Crude prices were largely unchanged on Tuesday, with traders weighing the potential fallout from Ukrainian drone attacks on Russian energy facilities and rising diplomatic strain between the United States and Venezuela.
By 0903 GMT, Brent crude slipped 19 cents (0.3%) to $62.98 a barrel, while U.S. West Texas Intermediate eased 12 cents (0.2%) to $20 a barrel.
Both benchmarks gained more than 1% on Monday, with WTI hovering close to a two-week high.
Ole Hansen, head of commodity strategy at Saxo Bank, noted that although front-month prices remain relatively rangebound, geopolitical risks are once again adding a premium, particularly around the Black Sea and Venezuela.

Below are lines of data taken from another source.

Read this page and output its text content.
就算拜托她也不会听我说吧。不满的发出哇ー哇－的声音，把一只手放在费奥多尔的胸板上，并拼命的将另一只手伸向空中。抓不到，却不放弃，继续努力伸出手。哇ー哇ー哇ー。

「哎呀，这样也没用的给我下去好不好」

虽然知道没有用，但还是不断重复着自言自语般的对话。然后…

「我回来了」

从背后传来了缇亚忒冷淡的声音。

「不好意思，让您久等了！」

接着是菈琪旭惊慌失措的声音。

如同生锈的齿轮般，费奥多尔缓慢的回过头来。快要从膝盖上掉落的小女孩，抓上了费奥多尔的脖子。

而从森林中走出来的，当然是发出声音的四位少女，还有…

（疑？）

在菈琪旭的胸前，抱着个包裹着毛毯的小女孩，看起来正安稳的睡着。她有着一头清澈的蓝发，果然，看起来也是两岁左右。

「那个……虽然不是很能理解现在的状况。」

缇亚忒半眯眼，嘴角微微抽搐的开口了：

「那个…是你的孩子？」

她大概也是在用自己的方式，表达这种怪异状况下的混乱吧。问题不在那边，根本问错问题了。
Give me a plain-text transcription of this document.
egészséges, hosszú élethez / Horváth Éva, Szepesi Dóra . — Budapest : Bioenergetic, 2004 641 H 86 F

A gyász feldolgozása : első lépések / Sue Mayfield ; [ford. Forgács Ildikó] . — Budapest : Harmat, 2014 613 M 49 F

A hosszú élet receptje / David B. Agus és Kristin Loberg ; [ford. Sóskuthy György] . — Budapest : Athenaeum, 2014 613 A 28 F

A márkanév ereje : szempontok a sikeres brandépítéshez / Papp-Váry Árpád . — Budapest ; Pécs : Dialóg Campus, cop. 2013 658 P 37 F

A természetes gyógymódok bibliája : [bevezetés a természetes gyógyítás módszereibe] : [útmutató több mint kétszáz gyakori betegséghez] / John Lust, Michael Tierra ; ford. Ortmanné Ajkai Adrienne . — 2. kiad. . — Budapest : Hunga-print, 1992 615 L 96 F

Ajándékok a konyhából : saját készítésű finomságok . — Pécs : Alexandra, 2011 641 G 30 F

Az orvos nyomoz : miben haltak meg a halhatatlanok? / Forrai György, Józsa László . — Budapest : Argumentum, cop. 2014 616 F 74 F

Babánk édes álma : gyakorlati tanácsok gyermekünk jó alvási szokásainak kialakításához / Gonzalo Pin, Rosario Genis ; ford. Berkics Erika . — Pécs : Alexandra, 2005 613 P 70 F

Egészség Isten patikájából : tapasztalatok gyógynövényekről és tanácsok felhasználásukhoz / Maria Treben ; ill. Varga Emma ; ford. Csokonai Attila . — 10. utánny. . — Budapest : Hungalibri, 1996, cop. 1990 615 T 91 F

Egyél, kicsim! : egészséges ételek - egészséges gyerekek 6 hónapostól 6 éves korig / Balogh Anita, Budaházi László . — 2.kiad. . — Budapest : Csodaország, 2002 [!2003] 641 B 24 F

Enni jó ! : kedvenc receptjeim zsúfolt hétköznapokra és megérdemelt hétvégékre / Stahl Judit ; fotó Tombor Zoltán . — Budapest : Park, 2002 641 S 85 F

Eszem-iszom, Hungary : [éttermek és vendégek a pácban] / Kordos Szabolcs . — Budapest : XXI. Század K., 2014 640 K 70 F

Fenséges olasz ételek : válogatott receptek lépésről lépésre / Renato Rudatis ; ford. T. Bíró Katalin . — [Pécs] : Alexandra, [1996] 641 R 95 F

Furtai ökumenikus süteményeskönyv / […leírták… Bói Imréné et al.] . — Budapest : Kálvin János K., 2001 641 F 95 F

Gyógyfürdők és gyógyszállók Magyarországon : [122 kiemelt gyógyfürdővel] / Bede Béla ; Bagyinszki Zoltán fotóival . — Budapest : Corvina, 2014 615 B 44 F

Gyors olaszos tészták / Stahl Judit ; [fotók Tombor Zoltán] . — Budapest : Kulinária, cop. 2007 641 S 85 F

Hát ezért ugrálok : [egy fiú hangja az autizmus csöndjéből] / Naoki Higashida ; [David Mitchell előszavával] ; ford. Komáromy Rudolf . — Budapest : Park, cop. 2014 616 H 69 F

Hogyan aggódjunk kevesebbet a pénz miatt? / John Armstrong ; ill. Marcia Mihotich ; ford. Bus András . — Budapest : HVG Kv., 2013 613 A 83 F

He added: “Besides that, the expected yet elusive supply glut remains a key focus preventing any meaningful bounce at this point.”
The supply outlook grew more complicated on Monday after the Caspian Pipeline Consortium confirmed it had restarted shipments from one of its Black Sea loading points following the major Ukrainian drone strike on November 29.
Tensions increased further after U.S. President Donald Trump announced on Saturday that “the airspace above and surrounding Venezuela” should be viewed as closed, injecting new uncertainty into the market given Venezuela’s role as a notable oil producer.
Analysts are also watching the diplomatic track closely.
Tamas Varga of PVM Oil Associates said: “Focus is also on the Ukrainian peace talks, which might result in Russia increasing its crude oil and product exports once again, although this process is likely to be protracted.”
Ukrainian President Volodymyr Zelenskiy reiterated on Monday that Kyiv remains focused on protecting sovereignty and securing firm security guarantees, noting that territorial questions continue to represent the most difficult hurdle in negotiations.
Meanwhile, Trump’s special envoy Steve Witkoff, accompanied by Jared Kushner, is set to meet Russian President Vladimir Putin on Tuesday to discuss possible pathways toward ending the conflict.
In the background, OPEC+ confirmed on Sunday that it will move ahead with a small production increase in December but will pause further hikes in the first quarter of next year amid concerns over a potential global supply surplus.